In spite of decades of screw-ups on the international stage, we know how to come together to build something. It’s in our DNA, part of the nature of our republic. We can step back without stepping aside, and bring compromise and consensus back to Washington. But it will require true democracy to prevail, rather than the one bought by billionaires and run by millionaires. For that to happen, we have to commit to sowing the real grassroots, so roll up your sleeves and bring your shovel. This is going to be hard work.


One thought on “Evolution: seeing without the lens of war

  1. Another creative analysis of our world PG. I take issue, as usual, on a few of your points. I will start with your phrase “it is time to let the world finish its rebellion against our authority, presumed or actual, and let it go, let it fly”. The “world” has been throwing pot shots at the US for a long time, since the war of 1812. Yet, since the beginning of the 20th century, America has been the destination of choice for immigrants, capital, refugees and those seeking an environment ruled by law, not by depots. President Obama and his progressive supporter, IMHO, have lost sight, if they ever had it, of the underlying role that might has in attracting immigration, capital and maintaining the rule of law. Specifically, military might.

    “We never asked to be the world’s parental nest” Correct, we took the position of Parent, to a world that needed a rudder. After WW2, if America did not take the position we did, the USSR would have spread its ideology world wide by now. What we did was right, not wrong. Every problem is not a nail, but most of the problems our country deals with requires strength, be it economic, diplomatic or military. One thing is for sure in my mind, our economic and diplomatic solutions are useless without the threat, and at times, use of force. As an example, our current President has shown how feckless our other efforts can be with out a strong military in Syria, Iraq, Libya, Ukraine…etc.

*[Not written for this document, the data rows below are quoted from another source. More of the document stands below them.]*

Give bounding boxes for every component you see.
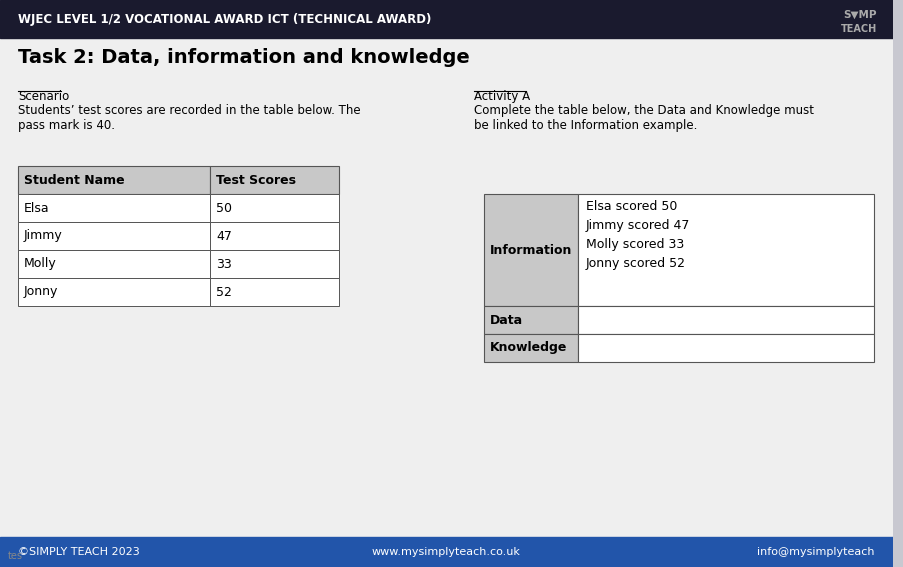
Bar <box>210 278 339 306</box>
Text: Molly: Molly <box>23 257 56 270</box>
Text: ©SIMPLY TEACH 2023: ©SIMPLY TEACH 2023 <box>18 547 139 557</box>
Text: Test Scores: Test Scores <box>216 174 296 187</box>
Text: www.mysimplyteach.co.uk: www.mysimplyteach.co.uk <box>371 547 520 557</box>
Bar <box>18 194 210 222</box>
Bar <box>210 194 339 222</box>
Bar <box>210 250 339 278</box>
Text: 33: 33 <box>216 257 232 270</box>
Bar <box>577 306 873 334</box>
Text: Scenario: Scenario <box>18 90 69 103</box>
Bar <box>18 222 210 250</box>
Text: Jimmy: Jimmy <box>23 230 62 243</box>
Bar <box>483 306 577 334</box>
Text: Jonny: Jonny <box>23 286 58 298</box>
Text: 47: 47 <box>216 230 232 243</box>
Bar <box>577 194 873 306</box>
Text: 50: 50 <box>216 201 232 214</box>
Bar <box>18 278 210 306</box>
Bar <box>0 537 891 567</box>
Text: tes: tes <box>8 551 23 561</box>
Text: Activity A: Activity A <box>473 90 529 103</box>
Bar <box>210 166 339 194</box>
Text: S▼MP: S▼MP <box>842 10 876 20</box>
Text: Elsa scored 50
Jimmy scored 47
Molly scored 33
Jonny scored 52: Elsa scored 50 Jimmy scored 47 Molly sco… <box>585 200 689 270</box>
Text: Complete the table below, the Data and Knowledge must
be linked to the Informati: Complete the table below, the Data and K… <box>473 104 813 132</box>
Text: Data: Data <box>489 314 522 327</box>
Bar <box>210 222 339 250</box>
Text: Students’ test scores are recorded in the table below. The
pass mark is 40.: Students’ test scores are recorded in th… <box>18 104 360 132</box>
Bar <box>18 250 210 278</box>
Bar <box>483 334 577 362</box>
Text: Elsa: Elsa <box>23 201 50 214</box>
Bar <box>18 166 210 194</box>
Bar <box>577 334 873 362</box>
Text: TEACH: TEACH <box>840 24 876 34</box>
Text: Knowledge: Knowledge <box>489 341 566 354</box>
Bar <box>0 38 891 537</box>
Text: Student Name: Student Name <box>23 174 125 187</box>
Text: Information: Information <box>489 243 572 256</box>
Bar <box>483 194 577 306</box>
Text: 52: 52 <box>216 286 232 298</box>
Text: WJEC LEVEL 1/2 VOCATIONAL AWARD ICT (TECHNICAL AWARD): WJEC LEVEL 1/2 VOCATIONAL AWARD ICT (TEC… <box>18 12 431 26</box>
Text: Task 2: Data, information and knowledge: Task 2: Data, information and knowledge <box>18 48 469 67</box>
Text: info@mysimplyteach: info@mysimplyteach <box>757 547 874 557</box>
Bar <box>0 0 891 38</box>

    Your comments about good union jobs and high taxes being the only truth to the myth of America’s ability to get things done is wrong. Check your facts, good union jobs has done little in the long term. Take a look at the city’s and states with the highest union participation since 1920 and see where they are today. Additionally, the union take over of government jobs and union participation in lobbying, is just beginning to show its destructive nature. As an example, take a look at governments share of wages in the last 10 years. Since government jobs produce nothing tangible to GDP, we see an erosion of productivity. We can debate the pros and cons of high taxes, but the bottom line in the debate is limited when discussing the effect of higher taxes on production. It cuts production, investment and as the Fed is showing now, jobs.

    Finally, your obsession about the government bought by billionaires and run by millionaires is trite. Mr Smith never went to Washington, it was a Hollywood fiction. This is life in America.

    Truth be told, millionaires and billionaires have more at stake in the country than do the vast majority of Americans. As a consequence, they pay more taxes and take a disproportionately more active role in every part of our society, from philanthropy to consumer spending. From job creation to civic leadership. In our society, being a millionaire or even billionaire, should be aspirational not condemned. Rich or poor, its not the money, it is what you do with it. It is not the color of ones skin, but the content of ones character.